Coronary Heart Disease (CHD)

• Coronary heart disease is when the coronary arteries (arteries that supply blood to the heart) have lots of atheromas in them. This restricts blood flow to the heart.
• A reduction in blood flow reduces the amount of oxygen an area of the heart gets. This can cause pain (angina) or a heart attack.
• Smoking increases the risk of CHD because carbon monoxide irreversibly combines with haemoglobin, reducing the amount of oxygen transported in the blood, which reduces the amount of oxygen available to tissues, including the heart.
• Also, nicotine in cigarette smoke makes platelets (cells involved in blood clotting) sticky, increasing the chance of blood clots forming.
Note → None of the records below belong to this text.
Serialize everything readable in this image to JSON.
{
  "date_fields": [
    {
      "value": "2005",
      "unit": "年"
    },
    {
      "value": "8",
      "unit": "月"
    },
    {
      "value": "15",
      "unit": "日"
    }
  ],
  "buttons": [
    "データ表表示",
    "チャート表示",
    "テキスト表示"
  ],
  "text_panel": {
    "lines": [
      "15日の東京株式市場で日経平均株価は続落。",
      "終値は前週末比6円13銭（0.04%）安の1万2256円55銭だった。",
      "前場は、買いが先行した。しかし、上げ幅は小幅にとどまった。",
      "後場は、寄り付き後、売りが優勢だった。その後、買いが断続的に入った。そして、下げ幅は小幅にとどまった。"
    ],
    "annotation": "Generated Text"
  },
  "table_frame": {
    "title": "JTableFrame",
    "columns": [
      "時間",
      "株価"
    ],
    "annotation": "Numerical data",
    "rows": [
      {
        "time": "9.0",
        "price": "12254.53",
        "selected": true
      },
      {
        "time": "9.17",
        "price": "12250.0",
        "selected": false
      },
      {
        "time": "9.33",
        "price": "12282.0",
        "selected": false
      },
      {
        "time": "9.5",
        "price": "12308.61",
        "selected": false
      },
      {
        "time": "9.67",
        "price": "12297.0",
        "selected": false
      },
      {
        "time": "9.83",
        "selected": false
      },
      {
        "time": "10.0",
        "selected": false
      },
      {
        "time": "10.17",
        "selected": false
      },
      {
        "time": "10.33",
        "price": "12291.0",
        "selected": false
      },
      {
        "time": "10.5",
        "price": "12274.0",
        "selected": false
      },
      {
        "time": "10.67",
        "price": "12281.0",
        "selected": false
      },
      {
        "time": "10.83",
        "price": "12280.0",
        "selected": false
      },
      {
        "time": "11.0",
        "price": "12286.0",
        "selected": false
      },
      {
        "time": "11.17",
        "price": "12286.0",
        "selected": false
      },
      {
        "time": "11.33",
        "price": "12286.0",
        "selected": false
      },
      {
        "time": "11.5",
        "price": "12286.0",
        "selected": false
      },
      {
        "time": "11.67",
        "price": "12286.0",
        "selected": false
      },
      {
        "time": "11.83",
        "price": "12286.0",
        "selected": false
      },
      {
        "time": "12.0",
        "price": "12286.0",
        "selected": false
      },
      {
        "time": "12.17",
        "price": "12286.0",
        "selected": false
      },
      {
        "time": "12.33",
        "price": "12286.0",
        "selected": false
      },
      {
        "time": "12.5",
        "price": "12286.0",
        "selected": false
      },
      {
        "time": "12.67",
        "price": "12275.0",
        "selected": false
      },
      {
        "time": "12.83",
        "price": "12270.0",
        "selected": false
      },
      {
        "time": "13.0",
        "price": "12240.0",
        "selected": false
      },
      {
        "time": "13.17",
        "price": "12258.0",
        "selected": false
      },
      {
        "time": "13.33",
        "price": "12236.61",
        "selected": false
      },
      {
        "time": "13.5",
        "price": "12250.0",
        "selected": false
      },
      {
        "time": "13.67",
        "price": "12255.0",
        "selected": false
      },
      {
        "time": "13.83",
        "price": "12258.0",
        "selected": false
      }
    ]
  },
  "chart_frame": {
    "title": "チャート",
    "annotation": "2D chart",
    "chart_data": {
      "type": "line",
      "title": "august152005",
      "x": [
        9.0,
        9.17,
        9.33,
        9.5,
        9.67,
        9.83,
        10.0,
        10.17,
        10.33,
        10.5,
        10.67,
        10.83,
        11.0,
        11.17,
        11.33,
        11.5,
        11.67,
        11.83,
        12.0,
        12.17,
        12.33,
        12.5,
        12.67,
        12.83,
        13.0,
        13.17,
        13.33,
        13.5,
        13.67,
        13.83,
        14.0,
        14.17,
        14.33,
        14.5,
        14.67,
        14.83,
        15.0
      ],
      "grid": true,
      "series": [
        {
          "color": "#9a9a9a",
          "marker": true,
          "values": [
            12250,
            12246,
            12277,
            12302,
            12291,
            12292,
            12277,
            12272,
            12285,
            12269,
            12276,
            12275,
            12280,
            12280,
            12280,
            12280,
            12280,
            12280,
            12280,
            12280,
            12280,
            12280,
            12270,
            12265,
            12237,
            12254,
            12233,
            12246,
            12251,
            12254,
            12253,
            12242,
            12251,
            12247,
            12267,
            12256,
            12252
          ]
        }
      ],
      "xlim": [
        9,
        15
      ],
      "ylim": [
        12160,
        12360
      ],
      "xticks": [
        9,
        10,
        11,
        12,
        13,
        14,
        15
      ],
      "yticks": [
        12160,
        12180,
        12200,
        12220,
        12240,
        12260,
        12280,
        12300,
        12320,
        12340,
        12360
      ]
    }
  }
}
If clotting happens in the coronary arteries, it could cause a heart attack.
• The presencce of atheromas also increases the risk of blood clots forming.

Stroke

• A stroke is a rapid loss of brain function due to a disruption in the blood supply to the brain.
• This can be caused by a blood clot in an artery leading to the brain, which reduces the amount of blood, and therefore oxygen, that can reach the brain.
• Nicotine increases the risk of stroke because it increases the risk of clots forming.
• Carbon monoxide also increases the risk of stroke because it reduces the amount of oxygen available to the brain by combining with haemoglobin.

Lung Cancer

• Cigarette smoke contains many carcinogens (chemicals that can cause a cell to become cancerous).
• These carcinogens may cause mutations in the DNA of lung cells, which could lead to uncontrolled cell growth and the formation of a malignant (cancerous) tumour.
• Malignant tumours grow uncontrollably, blocking air flow to areas of the lung.
• This decreases gas exchange and leads to a shortness of breath because the body is struggling to take in enough oxygen.
• The tumour uses lots of nutrients and energy to grow, which causes weight loss.

Chronic Bronchitis

• Chronic bronchitis is inflammation of the lungs.
• The upper respiratory tract is lined with goblet cells that produce mucus to trap microorganisms. The tract is also lined with cilia that 'beat' to move the mucus towards the throat so it can be removed.
• Cigarette smoke damages the cilia and causes the goblet cells to produce more mucus.
• The mucus accumalates in the lungs, which causes increased coughing to try and remove the mucus.
• Microorganisms multiply in the mucus and cause lung infections that lead to inflammation, which decreases gas exchange.
• Chronic bronchitis is a type of chronic obstructive pulmonary disease (COPD). COPD is a group of diseases that involve permanent airflow reduction.

Emphysema

• Emphysema is a lung disease caused by smoking or long-term exposure to air pollution - foreign particles in the smoke (or air) become trapped in the aveoli.
• This causes inflammation, which encourages phagocytes to the area. The phagocytes produc an enzyme that breaks doen elastin.
• The alveolar walls are destroyed and the elasticity of the lungs is lost.
• This reduces the surface area of the alveoli, so the rate of gaseous exchange decreases.
• Symptoms of emphysema include shortness of breath and wheezing. People with emphysema have an increased breathing rate as they try to increase the amount of air (containing oxygen) reaching their lungs.